Last night they had tried to ring Martin, but he wasn’t answering his telephone. Perhaps he has deliberately gone out, away. He has typically chosen the coward’s way of conveying the poisonous news, what you could call a poison pen letter. He claims to be checking out the possibility of
flying to New Zealand, but Rex and Esther know Martin and will believe this only when he arrives on their doorstep.

It is illogical but she can’t quite put it out of her head that Martin is in some way responsible for the danger threatening his daughter now. If he had dressed differently, washed his hair more often, been a plump respectable assistant bank manager, would she have felt like this? She isn’t being fair, she certainly isn’t being scientific. It is not Martin’s blood that might have contaminated his daughter’s. But.

She guessed Martin was trouble when he came over that first time, for the wedding, with his hair in a pony tail. He dressed like a Mexican rather than a Canadian; a fine line of blond moustache above all those long teeth, and his thin yellow hair trapped in that greasy ribbon. Black trousers, too narrow, and then the boots. He wasn’t as tall as he wanted to be, obviously, or he wouldn’t have needed those expensive tooled boots with heels. Esther has nothing against unconventional dressers, nor against long hair on a man, although it seems pathetically dated, surely? She thinks she could have forgiven him his style of dress if he had had a better effect on Prue. She and Rex couldn’t stand the way Prue gazed at this creature, how she kowtowed to him, giggled at his unfunny puns. It was dreadful. She can’t remember one conversation with Martin that wasn’t larded with smart-aleck humour; how could you believe there was a real person living in there? Even at the funeral and on the days that followed he mimicked a wind-up wooden doll. When the jokes had fallen off his face it was as if he had no other expressions available. His mouth moved, his thin moustache went up and down as he spoke, but where was the real grief? Sometimes he wiped his cupped hand from his nose down over his chin, perhaps there was grief under his hand, who knows? At other times his big round eyes stared at you while you were talking, stared so hard you knew you weren’t really there in his line of vision at all.

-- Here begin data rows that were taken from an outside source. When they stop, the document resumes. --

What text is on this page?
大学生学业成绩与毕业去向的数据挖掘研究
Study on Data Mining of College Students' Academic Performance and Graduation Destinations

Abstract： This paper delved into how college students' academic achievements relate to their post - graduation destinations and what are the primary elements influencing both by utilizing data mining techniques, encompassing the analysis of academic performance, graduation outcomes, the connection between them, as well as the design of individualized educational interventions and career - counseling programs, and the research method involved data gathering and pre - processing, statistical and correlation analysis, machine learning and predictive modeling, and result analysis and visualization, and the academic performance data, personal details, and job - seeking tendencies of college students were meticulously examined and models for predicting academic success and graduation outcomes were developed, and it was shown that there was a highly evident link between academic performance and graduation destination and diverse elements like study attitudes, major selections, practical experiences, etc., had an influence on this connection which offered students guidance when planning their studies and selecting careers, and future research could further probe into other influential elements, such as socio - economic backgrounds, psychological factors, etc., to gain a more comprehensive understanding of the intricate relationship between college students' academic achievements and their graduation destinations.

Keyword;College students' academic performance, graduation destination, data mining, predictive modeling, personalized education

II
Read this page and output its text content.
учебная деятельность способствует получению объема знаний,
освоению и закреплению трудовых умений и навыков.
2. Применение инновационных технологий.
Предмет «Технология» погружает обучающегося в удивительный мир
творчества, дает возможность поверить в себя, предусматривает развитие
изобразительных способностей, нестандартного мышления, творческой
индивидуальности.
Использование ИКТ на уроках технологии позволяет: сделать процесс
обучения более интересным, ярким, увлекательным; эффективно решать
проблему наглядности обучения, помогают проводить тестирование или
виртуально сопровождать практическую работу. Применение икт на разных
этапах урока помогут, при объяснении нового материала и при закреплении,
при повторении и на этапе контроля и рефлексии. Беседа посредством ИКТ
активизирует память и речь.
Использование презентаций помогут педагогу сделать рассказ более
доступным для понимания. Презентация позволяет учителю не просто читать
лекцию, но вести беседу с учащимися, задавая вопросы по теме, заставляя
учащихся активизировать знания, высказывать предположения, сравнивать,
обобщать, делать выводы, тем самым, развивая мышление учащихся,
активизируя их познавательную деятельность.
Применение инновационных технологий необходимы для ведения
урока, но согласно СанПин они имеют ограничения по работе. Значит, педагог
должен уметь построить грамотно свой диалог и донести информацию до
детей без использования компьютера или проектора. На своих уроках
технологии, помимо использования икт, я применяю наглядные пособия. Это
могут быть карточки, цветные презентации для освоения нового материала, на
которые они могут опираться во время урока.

“Perhaps he doesn’t trust us?” Rex had asked Esther once.

“Trust
us
!” Esther was shocked. “He’s a con man!”

He is the father of their grandchild, Prue’s daughter. She looks like him, his genes must be in there somewhere, warring
with Prue’s genes. Or are Prue’s genes giggling and backing off while his genes are punning wildly in Jania’s bloodstream. This is a terrible way to be thinking about Jania. Esther reminds herself of how her spirits lifted in a curious fashion when she had caught sight of the child newly arrived at Auckland airport, shepherded by a woman flight attendant. Jania’s little face looking out expectantly from under her fringe and lifting up at the sight of Esther and Rex at the barrier — it had given Esther an unexpected jolt, as if she were almost pleased at the prospect of two years
in loco parentis.
She wanted at that moment, clumsily hugging her, to do her best for Jania, give her a happy time she could take back to Canada with her in her suitcase. Of course, reality struck in a very short time, once Jania was installed in the house and her high voice ringing out. She has this very high, piercing tone, nothing like Prue’s sweet childish voice.